Re: [RFC PATCH 1/5] nvme-pci: add function nvme_submit_vf_cmd to issue admin commands for VF driver.

From: Keith Busch
Date: Tue Dec 06 2022 - 08:51:47 EST


On Tue, Dec 06, 2022 at 09:44:08AM -0400, Jason Gunthorpe wrote:
> On Tue, Dec 06, 2022 at 07:19:40AM +0100, Christoph Hellwig wrote:
> > On Tue, Dec 06, 2022 at 01:58:12PM +0800, Lei Rao wrote:
> > > The new function nvme_submit_vf_cmd() helps the host VF driver to issue
> > > VF admin commands. It's helpful in some cases that the host NVMe driver
> > > does not control VF's admin queue. For example, in the virtualization
> > > device pass-through case, the VF controller's admin queue is governed
> > > by the Guest NVMe driver.
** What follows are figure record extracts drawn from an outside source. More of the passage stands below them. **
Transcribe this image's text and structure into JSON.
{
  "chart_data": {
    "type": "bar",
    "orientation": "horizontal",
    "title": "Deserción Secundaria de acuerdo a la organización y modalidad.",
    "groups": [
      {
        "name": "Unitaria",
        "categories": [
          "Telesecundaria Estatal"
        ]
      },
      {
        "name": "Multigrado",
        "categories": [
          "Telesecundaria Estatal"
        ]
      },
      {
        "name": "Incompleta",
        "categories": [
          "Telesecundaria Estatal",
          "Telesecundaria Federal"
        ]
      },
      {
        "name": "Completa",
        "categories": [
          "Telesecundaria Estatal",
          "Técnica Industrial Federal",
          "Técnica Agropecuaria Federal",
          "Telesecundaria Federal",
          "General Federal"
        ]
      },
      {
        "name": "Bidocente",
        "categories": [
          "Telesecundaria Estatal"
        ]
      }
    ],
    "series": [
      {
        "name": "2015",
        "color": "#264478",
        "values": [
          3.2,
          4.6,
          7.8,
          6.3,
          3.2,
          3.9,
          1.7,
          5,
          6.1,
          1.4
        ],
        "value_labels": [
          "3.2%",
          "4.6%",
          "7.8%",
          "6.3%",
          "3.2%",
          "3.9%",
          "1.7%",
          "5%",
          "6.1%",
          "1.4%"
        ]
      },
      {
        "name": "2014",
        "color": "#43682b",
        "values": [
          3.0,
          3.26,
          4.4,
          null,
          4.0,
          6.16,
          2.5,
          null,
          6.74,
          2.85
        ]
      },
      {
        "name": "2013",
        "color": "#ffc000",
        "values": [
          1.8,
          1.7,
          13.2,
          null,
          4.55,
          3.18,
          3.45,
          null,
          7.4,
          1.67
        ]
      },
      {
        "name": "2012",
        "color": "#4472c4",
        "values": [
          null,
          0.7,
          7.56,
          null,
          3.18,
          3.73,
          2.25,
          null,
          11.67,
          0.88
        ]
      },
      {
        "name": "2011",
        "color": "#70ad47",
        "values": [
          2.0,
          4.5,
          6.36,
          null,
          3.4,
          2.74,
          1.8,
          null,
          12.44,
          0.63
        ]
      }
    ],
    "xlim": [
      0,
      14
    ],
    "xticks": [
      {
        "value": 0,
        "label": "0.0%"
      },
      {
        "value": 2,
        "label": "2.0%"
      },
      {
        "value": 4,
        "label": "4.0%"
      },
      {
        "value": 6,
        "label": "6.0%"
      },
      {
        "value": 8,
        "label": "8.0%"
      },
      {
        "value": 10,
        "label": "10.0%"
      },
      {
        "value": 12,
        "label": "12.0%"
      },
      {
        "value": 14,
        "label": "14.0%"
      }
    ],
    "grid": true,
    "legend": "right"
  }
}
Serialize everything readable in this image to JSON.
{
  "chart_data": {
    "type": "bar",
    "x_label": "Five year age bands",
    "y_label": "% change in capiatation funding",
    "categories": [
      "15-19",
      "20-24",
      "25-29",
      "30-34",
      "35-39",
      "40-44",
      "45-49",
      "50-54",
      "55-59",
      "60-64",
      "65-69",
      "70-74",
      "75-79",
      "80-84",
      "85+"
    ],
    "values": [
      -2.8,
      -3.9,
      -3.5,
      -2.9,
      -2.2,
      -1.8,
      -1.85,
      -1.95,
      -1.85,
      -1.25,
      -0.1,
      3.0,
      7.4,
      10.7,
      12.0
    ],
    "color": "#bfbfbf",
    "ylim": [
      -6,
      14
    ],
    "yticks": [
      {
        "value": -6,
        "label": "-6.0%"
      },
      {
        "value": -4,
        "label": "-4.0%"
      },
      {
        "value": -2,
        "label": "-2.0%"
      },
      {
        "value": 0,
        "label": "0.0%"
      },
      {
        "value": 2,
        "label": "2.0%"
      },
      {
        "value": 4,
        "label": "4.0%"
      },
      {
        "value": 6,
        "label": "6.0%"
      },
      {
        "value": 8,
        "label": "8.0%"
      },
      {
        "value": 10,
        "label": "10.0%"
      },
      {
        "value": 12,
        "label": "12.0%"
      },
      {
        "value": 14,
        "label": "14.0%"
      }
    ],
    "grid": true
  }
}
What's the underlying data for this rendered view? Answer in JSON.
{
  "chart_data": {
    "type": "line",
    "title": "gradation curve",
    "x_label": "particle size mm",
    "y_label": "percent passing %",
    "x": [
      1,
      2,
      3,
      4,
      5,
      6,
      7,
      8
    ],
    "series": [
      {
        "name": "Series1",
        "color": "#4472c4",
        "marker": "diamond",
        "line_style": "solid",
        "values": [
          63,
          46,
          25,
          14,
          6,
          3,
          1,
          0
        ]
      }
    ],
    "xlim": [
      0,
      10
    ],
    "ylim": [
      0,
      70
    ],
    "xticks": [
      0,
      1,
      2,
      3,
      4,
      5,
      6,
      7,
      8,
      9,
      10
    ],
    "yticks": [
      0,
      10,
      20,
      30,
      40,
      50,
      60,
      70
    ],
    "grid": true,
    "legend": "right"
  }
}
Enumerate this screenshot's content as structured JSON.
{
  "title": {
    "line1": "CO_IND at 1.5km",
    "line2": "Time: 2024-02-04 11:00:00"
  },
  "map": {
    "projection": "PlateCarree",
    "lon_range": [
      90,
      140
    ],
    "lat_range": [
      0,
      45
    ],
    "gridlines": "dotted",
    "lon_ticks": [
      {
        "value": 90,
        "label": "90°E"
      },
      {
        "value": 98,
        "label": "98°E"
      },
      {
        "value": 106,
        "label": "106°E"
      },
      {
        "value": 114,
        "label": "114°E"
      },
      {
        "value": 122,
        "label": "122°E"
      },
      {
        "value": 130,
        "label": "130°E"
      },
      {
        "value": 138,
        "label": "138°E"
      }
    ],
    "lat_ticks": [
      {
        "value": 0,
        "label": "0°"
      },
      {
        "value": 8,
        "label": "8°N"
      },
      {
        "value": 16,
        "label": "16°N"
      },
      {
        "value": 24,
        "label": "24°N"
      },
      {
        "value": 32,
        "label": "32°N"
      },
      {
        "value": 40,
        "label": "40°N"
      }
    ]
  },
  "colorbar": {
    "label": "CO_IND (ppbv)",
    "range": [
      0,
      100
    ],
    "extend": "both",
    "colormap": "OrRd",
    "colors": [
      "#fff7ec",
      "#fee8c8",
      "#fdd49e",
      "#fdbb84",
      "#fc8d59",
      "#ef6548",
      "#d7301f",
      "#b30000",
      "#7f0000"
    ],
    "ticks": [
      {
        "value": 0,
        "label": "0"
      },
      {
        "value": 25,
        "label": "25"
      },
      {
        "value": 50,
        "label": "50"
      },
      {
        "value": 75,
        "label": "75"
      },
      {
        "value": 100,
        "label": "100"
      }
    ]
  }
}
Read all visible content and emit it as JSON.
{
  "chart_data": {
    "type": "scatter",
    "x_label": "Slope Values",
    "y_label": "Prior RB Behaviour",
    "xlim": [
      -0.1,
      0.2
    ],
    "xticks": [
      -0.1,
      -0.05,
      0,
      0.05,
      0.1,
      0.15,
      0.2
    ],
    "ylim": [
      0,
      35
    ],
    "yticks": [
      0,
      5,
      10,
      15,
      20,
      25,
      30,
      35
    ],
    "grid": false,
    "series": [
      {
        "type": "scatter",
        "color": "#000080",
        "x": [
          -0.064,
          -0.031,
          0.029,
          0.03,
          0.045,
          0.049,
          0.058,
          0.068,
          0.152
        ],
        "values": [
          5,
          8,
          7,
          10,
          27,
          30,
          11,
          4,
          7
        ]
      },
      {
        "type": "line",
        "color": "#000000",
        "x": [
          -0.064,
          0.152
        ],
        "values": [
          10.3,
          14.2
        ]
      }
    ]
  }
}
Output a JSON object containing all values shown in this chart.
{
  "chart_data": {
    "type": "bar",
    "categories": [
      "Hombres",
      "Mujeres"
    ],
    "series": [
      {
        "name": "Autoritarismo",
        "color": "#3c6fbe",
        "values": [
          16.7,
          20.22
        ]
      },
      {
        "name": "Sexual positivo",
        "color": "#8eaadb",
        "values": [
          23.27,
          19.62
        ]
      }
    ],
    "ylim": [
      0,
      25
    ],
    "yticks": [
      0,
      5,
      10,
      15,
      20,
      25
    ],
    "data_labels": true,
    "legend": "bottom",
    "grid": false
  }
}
Host VF driver relies on PF device's admin
> > > queue to control VF devices like vendor-specific live migration commands.
> >
> > WTF are you even smoking when you think this would be acceptable?
>
> Not speaking to NVMe - but this driver is clearly copying mlx5's live
> migration driver, almost completely - including this basic function.
>
> So, to explain why mlx5 works this way..
>
> The VFIO approach is to fully assign an entire VF to the guest OS. The
> entire VF assignment means every MMIO register *and all the DMA* of
> the VF is owned by the guest operating system.
>
> mlx5 needs to transfer hundreds of megabytes to gigabytes of in-device
> state to perform a migration.

For storage, though, you can't just transfer the controller state. You have to
transfer all the namespace user data, too. So potentially many terabytes?